Two years later Washington contributed to an even bigger achievement when the Chi-Lites took “Oh Girl” to the top of the charts. Between 1969 and 1998 the Chicago-based quartet released forty-one songs that entered the R&B Singles chart. Eleven made the top ten, two reached number one (“Have You Seen Her” was the second) and Washington arranged many of them.
The end of the seventies saw more chart success for artists that were drawing on Washington’s arranging skills. Highlights of his work in 1977 were the horn and string arrangements for three albums: Deniece Williams’ “Songbird”, Linda Clifford’s “Linda” and Loleatta Holloway’s “Loleatta”. The following year saw him working with The Jacksons on the track “Shake Your Body (Down to the Ground) from the platinum-certified album “Destiny” and then with Earth, Wind & Fire on the number one single “September”, from the quintuple-platinum album “The Best of Earth, Wind & Fire, Vol. 1”.

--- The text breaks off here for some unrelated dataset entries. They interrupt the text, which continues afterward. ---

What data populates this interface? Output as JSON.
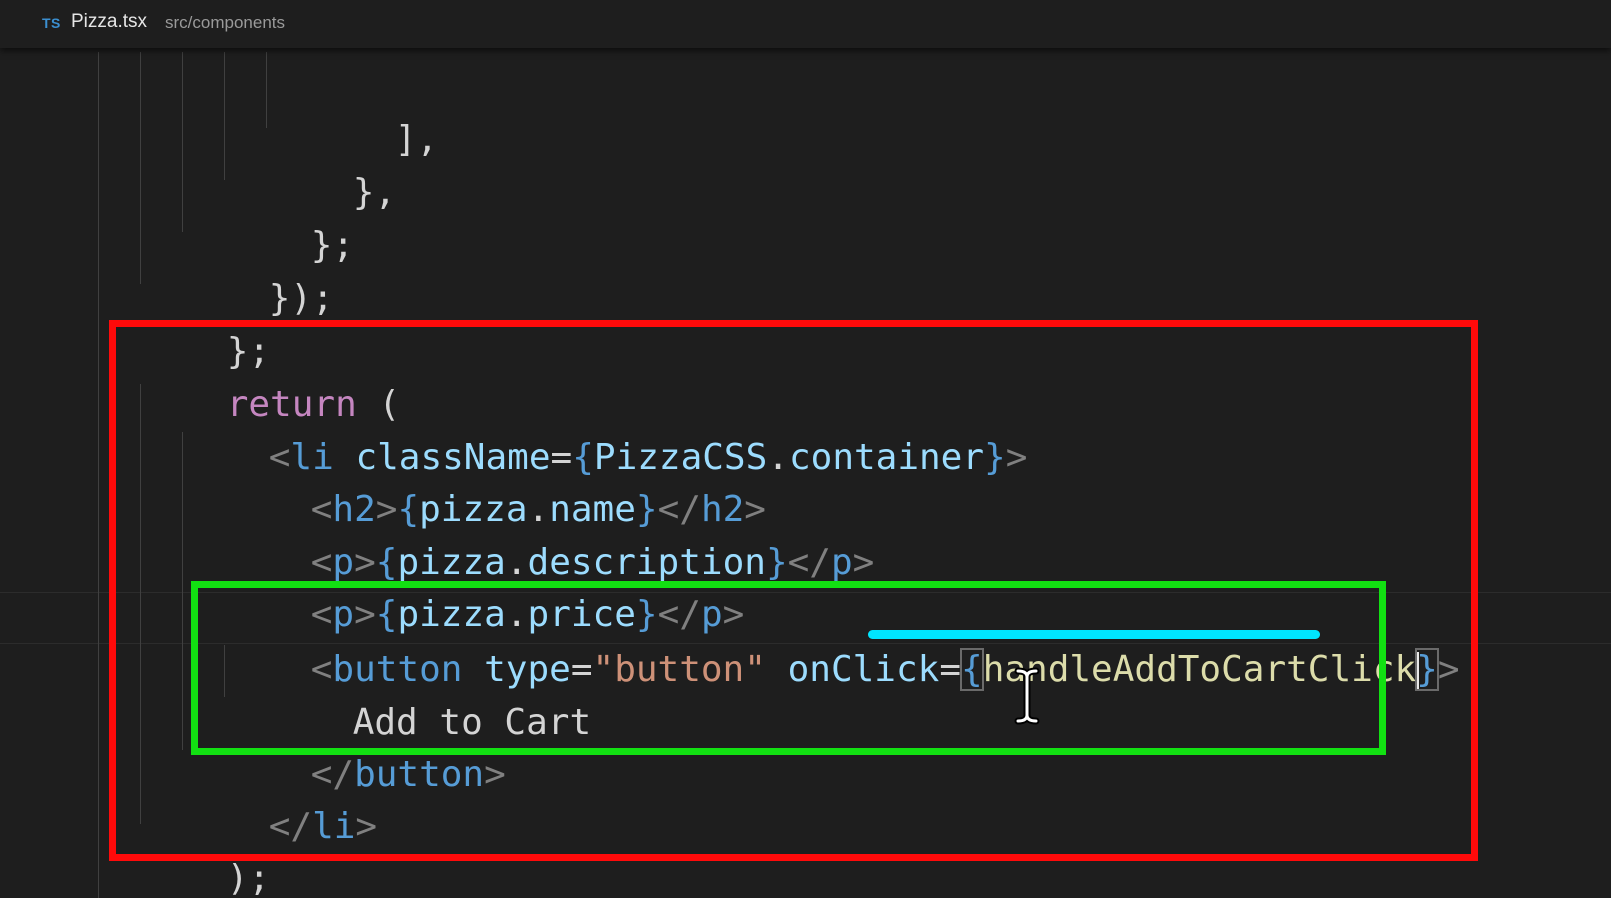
{
  "header": {
    "language_badge": "TS",
    "file_name": "Pizza.tsx",
    "file_path": "src/components"
  },
  "code": {
    "line_01": "],",
    "line_02": "},",
    "line_03": "};",
    "line_04": "});",
    "line_05": "};",
    "line_06": {
      "keyword": "return",
      "paren": "("
    },
    "line_07": {
      "open": "<",
      "tag": "li",
      "attr": "className",
      "eq": "=",
      "brace_open": "{",
      "object": "PizzaCSS",
      "dot": ".",
      "property": "container",
      "brace_close": "}",
      "close": ">"
    },
    "line_08": {
      "open": "<",
      "tag": "h2",
      "close": ">",
      "brace_open": "{",
      "object": "pizza",
      "dot": ".",
      "property": "name",
      "brace_close": "}",
      "end_open": "</",
      "end_tag": "h2",
      "end_close": ">"
    },
    "line_09": {
      "open": "<",
      "tag": "p",
      "close": ">",
      "brace_open": "{",
      "object": "pizza",
      "dot": ".",
      "property": "description",
      "brace_close": "}",
      "end_open": "</",
      "end_tag": "p",
      "end_close": ">"
    },
    "line_10": {
      "open": "<",
      "tag": "p",
      "close": ">",
      "brace_open": "{",
      "object": "pizza",
      "dot": ".",
      "property": "price",
      "brace_close": "}",
      "end_open": "</",
      "end_tag": "p",
      "end_close": ">"
    },
    "line_11": {
      "open": "<",
      "tag": "button",
      "attr_type": "type",
      "eq1": "=",
      "type_value": "\"button\"",
      "attr_onclick": "onClick",
      "eq2": "=",
      "brace_open": "{",
      "handler": "handleAddToCartClick",
      "brace_close": "}",
      "close": ">"
    },
    "line_12": "Add to Cart",
    "line_13": {
      "end_open": "</",
      "end_tag": "button",
      "end_close": ">"
    },
    "line_14": {
      "end_open": "</",
      "end_tag": "li",
      "end_close": ">"
    },
    "line_15": ");"
  },
  "colors": {
    "background": "#1e1e1e",
    "keyword": "#c586c0",
    "tag": "#569cd6",
    "attribute": "#9cdcfe",
    "string": "#ce9178",
    "function": "#dcdcaa",
    "annotation_outer": "#ff0a0a",
    "annotation_inner": "#12e012",
    "annotation_underline": "#00e5ff"
  },
  "icons": {
    "cursor": "i-beam-cursor-icon"
  }
}
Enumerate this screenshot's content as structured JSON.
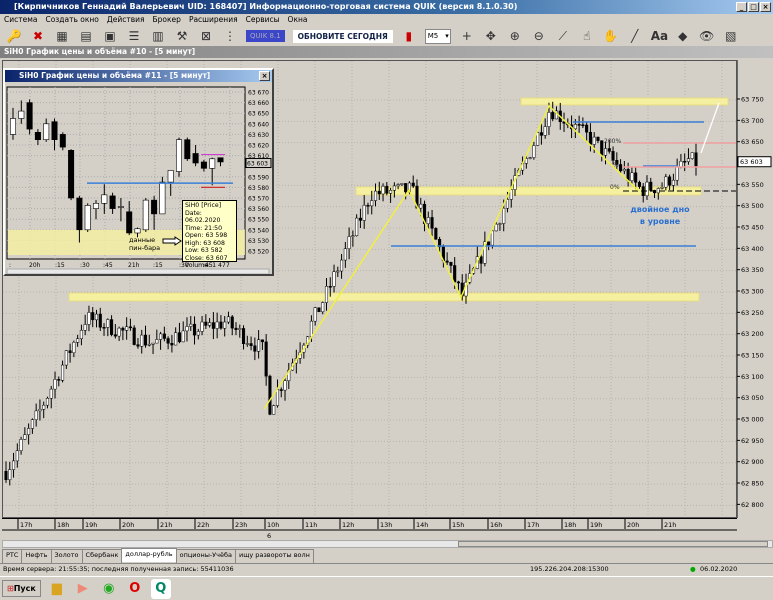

Then in 1979 Washington repeated this success, providing horn and string arrangements for five tracks on Earth, Wind & Fire’s double-platinum album “I Am”, followed by arrangements on Jessy Dixon’s Gospel album “You Bring The Sun Out”, featuring the Phenix Horns. The next decade started with Washington writing horn and string arrangements for four tracks on The Jackson’s “Triumph” album in 1980, which was at the top of the Soul Albums chart for two weeks in November.
Washington has continued to produce a stream of outstanding arrangements year after year, racking up hundreds of credits on single and album releases. He has also worked under a variety of names, the best known of which is Tom Tom 84. He has mainly worked on string and horn arrangements, but he has also featured as a musician (keyboards and percussion), song-writer, producer and conductor. Inspired by James Mack, Tom Washington has brought classical music techniques to his work, demonstrating an ability to write with great clarity and precision. His versatility is amazing.
The rich layering of sound that differentiates the best of Chicago Soul is very much his creation.